La parte frontal de la puerta, que da al patio, es testigo de la lluvia y el sol del delta del Mekong. Y en el reverso, toda una vida de arduo trabajo de mi madre está escrita con tiza, con una letra temblorosa que ha cambiado con los años.
El libro de contabilidad estaba lleno de notas garabateadas: «Sra. Sau Bong: 1 bushel de arroz», «Tío Tu Lam: 20.000 dongs», «Tía Ba Huong: 2 latas de arroz», «Madre Hai Duc: una botella de salsa de pescado»... Algunas entradas enumeraban deudas con ella, mientras que otras estaban reservadas para que ella anotara las deudas con otros. En aquel entonces, todos eran pobres.
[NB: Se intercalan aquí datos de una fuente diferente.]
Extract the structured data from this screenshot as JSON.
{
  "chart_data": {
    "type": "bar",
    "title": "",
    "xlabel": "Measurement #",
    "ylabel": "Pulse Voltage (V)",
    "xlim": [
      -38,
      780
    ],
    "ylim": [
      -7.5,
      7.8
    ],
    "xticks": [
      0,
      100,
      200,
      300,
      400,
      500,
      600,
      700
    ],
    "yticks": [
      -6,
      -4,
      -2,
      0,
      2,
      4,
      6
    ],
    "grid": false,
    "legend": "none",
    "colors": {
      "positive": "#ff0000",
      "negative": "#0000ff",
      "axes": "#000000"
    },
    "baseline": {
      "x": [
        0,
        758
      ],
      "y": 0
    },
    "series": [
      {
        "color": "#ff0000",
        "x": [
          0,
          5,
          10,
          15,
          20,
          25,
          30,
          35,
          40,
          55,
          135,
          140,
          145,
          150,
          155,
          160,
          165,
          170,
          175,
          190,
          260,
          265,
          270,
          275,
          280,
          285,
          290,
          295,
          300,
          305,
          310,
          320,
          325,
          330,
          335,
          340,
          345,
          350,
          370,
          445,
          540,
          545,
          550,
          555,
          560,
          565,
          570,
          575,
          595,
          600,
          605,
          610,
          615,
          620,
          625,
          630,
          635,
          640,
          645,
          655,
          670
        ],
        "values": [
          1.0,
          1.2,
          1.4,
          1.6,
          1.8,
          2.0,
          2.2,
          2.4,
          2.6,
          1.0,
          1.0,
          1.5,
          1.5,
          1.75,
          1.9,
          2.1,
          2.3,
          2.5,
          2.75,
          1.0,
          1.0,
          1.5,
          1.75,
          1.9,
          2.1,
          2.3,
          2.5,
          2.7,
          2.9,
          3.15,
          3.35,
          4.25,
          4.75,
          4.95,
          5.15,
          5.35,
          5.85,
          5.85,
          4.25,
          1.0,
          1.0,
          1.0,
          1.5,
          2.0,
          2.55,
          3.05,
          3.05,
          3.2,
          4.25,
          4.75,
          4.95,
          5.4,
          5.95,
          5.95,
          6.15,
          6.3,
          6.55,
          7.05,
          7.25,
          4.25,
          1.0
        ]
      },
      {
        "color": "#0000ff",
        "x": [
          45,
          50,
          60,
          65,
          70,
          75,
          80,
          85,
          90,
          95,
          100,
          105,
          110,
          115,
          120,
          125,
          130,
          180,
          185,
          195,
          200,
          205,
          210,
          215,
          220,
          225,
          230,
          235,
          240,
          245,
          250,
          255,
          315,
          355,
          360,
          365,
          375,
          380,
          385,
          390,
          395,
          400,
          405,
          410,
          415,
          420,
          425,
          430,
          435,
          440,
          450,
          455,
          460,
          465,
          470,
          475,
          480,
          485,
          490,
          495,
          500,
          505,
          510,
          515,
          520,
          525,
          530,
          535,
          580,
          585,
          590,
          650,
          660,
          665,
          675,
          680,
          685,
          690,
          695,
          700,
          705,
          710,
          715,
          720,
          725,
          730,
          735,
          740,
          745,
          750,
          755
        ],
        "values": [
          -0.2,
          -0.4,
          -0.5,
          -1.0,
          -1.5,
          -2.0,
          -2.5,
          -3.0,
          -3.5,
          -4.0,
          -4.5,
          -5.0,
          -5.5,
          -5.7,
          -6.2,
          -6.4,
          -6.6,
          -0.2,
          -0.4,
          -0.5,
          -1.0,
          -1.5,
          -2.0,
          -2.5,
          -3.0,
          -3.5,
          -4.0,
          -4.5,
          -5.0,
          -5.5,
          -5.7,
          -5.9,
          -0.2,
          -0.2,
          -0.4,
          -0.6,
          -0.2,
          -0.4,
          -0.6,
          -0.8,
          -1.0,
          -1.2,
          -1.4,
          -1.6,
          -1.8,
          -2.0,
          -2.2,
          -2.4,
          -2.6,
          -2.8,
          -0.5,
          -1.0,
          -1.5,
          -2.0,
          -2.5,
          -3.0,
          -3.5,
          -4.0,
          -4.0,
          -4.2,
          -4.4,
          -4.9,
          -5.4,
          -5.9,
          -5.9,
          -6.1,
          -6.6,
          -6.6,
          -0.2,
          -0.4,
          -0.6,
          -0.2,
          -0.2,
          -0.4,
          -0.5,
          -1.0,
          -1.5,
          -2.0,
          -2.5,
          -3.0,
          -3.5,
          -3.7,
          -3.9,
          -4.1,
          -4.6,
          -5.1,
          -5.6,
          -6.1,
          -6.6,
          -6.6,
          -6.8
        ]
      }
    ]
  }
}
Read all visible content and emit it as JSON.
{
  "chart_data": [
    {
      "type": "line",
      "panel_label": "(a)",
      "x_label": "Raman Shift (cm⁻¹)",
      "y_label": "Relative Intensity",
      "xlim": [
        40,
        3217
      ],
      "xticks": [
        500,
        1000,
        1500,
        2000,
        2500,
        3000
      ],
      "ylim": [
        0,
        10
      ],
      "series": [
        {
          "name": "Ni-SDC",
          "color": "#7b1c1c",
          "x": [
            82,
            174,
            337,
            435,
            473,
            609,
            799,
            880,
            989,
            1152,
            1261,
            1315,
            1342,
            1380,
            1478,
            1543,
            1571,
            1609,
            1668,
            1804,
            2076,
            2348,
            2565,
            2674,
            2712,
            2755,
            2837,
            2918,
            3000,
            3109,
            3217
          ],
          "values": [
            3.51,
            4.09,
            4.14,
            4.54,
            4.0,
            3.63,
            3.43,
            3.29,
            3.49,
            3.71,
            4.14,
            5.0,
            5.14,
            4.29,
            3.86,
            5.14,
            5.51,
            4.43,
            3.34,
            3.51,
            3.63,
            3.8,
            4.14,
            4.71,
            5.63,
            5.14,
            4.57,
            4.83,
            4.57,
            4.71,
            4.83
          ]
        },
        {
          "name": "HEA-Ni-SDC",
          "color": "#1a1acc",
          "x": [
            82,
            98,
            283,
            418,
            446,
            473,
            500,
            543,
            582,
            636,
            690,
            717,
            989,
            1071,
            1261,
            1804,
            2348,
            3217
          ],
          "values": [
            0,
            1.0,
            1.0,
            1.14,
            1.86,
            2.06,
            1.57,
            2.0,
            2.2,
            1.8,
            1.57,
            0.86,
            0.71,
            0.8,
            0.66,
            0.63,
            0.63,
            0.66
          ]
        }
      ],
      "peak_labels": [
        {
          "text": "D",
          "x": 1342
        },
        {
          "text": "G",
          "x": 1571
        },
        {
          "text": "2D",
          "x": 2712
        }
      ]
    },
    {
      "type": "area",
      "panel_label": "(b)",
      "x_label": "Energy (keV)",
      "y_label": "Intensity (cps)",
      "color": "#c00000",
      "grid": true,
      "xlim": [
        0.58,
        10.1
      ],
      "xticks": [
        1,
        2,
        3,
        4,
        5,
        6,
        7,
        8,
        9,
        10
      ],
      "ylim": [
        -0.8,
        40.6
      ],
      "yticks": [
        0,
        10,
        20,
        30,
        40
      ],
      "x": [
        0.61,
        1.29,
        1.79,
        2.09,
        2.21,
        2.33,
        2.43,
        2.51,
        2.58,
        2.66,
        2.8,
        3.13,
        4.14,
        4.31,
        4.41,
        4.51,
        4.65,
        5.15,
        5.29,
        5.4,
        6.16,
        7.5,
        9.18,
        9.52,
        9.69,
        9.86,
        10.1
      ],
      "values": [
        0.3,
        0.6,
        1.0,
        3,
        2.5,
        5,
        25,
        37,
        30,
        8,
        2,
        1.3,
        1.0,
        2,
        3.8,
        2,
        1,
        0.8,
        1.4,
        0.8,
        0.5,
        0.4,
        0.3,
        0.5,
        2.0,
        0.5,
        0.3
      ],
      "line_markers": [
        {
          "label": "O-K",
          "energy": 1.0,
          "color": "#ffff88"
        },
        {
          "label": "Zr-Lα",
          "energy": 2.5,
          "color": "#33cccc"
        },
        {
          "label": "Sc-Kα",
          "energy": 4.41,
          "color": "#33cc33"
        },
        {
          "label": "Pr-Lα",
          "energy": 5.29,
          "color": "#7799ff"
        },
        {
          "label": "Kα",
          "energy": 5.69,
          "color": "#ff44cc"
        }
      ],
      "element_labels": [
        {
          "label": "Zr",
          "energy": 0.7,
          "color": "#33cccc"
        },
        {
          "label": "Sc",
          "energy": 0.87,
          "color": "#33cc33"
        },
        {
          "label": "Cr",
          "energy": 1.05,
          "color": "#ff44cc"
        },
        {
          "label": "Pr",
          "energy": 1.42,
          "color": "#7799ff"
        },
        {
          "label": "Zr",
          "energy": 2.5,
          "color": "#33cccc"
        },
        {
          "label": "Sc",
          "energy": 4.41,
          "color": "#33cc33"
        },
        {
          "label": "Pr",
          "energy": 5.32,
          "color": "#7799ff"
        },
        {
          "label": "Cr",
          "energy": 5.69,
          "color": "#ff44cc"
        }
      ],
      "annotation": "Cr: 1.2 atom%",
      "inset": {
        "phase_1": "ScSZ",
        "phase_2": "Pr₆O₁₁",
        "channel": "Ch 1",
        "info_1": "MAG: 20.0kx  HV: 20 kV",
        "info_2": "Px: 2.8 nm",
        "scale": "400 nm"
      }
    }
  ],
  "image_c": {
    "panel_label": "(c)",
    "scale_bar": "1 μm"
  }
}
Pobres al estilo del delta del Mekong: no hambrientos, pero siempre carentes de recursos.
Era un libro de contabilidad de deudas sin papel, ni tapa, ni fecha, una carga que la puerta llevaría sobre sus espaldas durante el resto de su vida.
Lo recordaba todo, sin quejarse ni cuestionarse, absorbiendo en silencio cada trazo tembloroso de la pluma, permitiendo que otro nombre, otro número, otra historia de vida se aferraran a su propio ser.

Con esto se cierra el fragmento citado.